It started out like most days. I woke up late, made breakfast, eggs, sunny side up, couple of slices of bacon, made toast with grape jam, and enjoyed some daytime t.v. with my mum. My dad had already left for work, a broker on Wall Street. A few hours later, around two o'clock, my mum followed suit and left for her job, a hostess at one of the various upscale dining locales. I can never remember which one it is. I don't like fancy food.
I would follow suit around four thirty, drive my way down to the local pizza joint near The City College of New York, and work there until around midnight and come home. Or so my parents thought.
What would actually happen, would be I'd go there around four thirty, work the dinner rush, and then leave around eight o'clock. From there, I'd head to the college campus and borrow the computer lab, and stuff myself in the corner with a bottle of Coke and a bag of Cheetos. I did my honest best to look studious as I set up a couple of proxies and checked my personal e-mail. Nothing interesting. Some spam, a couple of offers for credit cards, and a letter from a friend of mine who was back home in Arizona, visiting family for the summer. I sent a general, boring reply, giving him the not much is going on here, sent him a link to a hilarious video I'd found, and farted around on the internet for an hour before I got to work.
My actual job is a hell of a lot less legal and infinitely more interesting than a part time pizza maker. I'm an information broker. A secret keeper. I sell information to the highest bidder. Things like that. I'm a smart girl that does her research, and I make a pretty penny doing it. I'm also very careful with my finances to avoid suspicion with banks and the like. I wiped my cheese powered hand on my black butt shorts, you know, the tight jean type that most fashionable types wear (guilty pleasure, fashion is), and a second time, scanned the room.
There was the tech at the desk, but other than that, the room was mine for the last hour it was open. I cracked my neck, then my knuckles, and logged in to my work e-mail. I kept it mostly empty, other than basic conversations----never anything regarding actual business----I preferred other methods of contact. E-mails are waaay too easy to trace. I had a few new e-mails, one from a regular customer, one of the local gangs, The Fangs, asking about an incoming shipment of cocaine that their rivals, Garra de la Heirda were getting. Before you give me any funny looks about that, I never said I was a straight shooter; my job isn't always sunshine and puppy dogs, and I don't always do business with the nicest of people.

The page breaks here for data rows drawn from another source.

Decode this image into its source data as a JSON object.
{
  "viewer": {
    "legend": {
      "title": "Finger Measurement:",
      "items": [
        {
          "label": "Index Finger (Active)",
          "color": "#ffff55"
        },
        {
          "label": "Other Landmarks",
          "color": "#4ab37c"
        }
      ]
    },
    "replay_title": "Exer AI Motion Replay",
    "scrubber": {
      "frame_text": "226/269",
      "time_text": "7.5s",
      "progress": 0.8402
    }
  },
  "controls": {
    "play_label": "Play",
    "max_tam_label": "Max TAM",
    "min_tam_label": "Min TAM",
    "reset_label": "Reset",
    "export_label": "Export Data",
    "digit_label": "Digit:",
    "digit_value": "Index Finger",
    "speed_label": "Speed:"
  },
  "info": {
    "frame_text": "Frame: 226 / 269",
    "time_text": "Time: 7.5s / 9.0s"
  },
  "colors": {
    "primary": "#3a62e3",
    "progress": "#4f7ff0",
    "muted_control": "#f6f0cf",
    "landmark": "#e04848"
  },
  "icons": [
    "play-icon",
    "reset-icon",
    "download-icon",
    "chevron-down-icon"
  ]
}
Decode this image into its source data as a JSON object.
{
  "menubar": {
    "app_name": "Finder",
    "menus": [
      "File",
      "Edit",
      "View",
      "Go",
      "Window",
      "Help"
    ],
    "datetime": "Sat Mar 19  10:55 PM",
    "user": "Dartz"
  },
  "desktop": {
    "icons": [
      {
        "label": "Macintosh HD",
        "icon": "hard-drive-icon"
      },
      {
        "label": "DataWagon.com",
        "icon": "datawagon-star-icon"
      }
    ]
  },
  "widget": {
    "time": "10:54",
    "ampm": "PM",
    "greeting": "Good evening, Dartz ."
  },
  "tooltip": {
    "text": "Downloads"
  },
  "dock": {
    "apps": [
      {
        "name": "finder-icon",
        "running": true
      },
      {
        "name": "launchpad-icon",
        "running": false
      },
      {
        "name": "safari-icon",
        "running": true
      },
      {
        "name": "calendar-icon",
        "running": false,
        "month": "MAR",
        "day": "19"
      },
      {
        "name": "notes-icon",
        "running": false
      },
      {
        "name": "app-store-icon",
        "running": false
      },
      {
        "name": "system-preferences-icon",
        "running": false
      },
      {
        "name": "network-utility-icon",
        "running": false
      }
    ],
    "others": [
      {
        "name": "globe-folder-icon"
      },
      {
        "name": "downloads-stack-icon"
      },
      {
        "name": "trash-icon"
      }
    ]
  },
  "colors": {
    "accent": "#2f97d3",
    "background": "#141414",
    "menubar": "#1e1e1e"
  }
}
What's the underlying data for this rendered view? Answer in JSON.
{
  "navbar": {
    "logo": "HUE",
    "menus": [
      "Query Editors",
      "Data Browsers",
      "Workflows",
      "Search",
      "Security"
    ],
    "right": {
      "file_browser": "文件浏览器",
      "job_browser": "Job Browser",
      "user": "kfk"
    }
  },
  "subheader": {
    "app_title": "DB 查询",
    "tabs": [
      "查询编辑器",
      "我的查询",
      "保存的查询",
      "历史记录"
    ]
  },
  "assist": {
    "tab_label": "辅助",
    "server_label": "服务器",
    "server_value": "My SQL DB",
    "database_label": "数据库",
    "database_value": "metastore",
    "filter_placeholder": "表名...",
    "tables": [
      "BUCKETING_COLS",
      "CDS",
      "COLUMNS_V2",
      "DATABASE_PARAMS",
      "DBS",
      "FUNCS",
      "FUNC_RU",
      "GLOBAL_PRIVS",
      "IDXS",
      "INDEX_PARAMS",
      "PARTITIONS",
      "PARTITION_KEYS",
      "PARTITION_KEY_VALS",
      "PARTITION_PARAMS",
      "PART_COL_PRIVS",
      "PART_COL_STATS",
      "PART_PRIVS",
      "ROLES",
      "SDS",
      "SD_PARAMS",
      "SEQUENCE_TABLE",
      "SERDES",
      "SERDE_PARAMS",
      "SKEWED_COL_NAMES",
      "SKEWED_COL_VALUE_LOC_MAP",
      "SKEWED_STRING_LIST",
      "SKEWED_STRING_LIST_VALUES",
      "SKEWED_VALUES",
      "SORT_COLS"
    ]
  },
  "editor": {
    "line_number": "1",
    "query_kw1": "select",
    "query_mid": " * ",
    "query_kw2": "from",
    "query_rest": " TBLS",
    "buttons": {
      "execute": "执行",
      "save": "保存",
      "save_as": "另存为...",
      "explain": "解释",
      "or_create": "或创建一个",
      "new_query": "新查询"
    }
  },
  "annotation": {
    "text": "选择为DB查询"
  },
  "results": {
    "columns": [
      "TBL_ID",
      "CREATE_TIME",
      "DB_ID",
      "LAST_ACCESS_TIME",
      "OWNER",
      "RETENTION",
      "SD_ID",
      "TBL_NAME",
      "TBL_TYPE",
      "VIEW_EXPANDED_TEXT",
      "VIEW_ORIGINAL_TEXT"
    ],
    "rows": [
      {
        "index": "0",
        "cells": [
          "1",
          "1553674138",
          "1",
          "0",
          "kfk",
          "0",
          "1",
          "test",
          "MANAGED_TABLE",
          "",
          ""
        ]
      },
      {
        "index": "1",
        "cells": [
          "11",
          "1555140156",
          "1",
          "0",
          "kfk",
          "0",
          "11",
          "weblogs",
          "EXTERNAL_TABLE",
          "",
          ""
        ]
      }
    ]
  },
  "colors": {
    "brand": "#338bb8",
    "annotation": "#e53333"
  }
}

I do grimace sometimes, like when I do jobs for The Fangs, I know that they're kind of a nasty gang, lots of violence, pretty unchecked, but, as a broker, I always have the right to negotiate price and simply say the info's too hot. I'm too good to say I couldn't get the goods, my pride gets in the way of that. I digress, though. Second e-mail was from a customer, whom will remain nameless, determining a drop off point for payment for a job well done. The third e-mail, though...that was what got my attention. I took a moment to lean back in my chair and inhale the last of my Cheetos as I read it, chuckling at the sheer, well, ridiculousness of the request. It read as such:
Dear Knight,
I'd like to make use of your services. I have tried to find the information on my own, but I really couldn't sift through fact or fiction myself. That is why I want you to gather the information for me. I would like to arrange for a meeting, if possible, and am willing to pay handsomely for it. Money isn't an issue. The subject I'm looking for information on is ghosts, hauntings, and spirits attached to a location, object, or person.
If you could send a reply when able, I'd really appreciate it.
Sincerely, A. Hawthorne
I really, really took my sweet time to reply to this, it wasn't that I needed a break or something, it was just. Man. At the time, this e-mail struck as so crock full of crazy person who had managed to figure out my existence, that I just spent five minutes laughing. It sounded so serious, so official. If it was one of those cult freaks, I wouldn't have been surprised. I stopped to ponder my empty bag of Cheetos, and rose, walking to the trash can to toss it. The tech gave me a grin, he was a sort of geeky looking guy, thin body, blue polo, jeans, sandals, shaggy brown hair, blue eyes, tall, but hunched over, and said, "Funny e-mail?"
I half grinned back, surprised, "How'd you guess?"
"No one laughs when they're doing papers or homework." I tilted my head and nodded, the guess was pretty reasonable. I stuck my hands in my pockets and made the walk back to the chair and flopped into it. I sat and thought, and opened up the reply box, deciding as I was writing, to reply in the affirmative. I set up a meeting for two days later, figuring I could use a good laugh, and if nothing else, set this Hawthorne in the direction of a good therapist I knew.
I closed out the e-mail, got rid of the proxies, got rid of the evidence that I had been on the computers at all, and wiped the keyboard with my white zip up hoodie, getting rid of fingerprints, and waved to the tech as I left, planning on having myself a good Thursday night.
I had no idea what sort of shit I would be dragging myself into.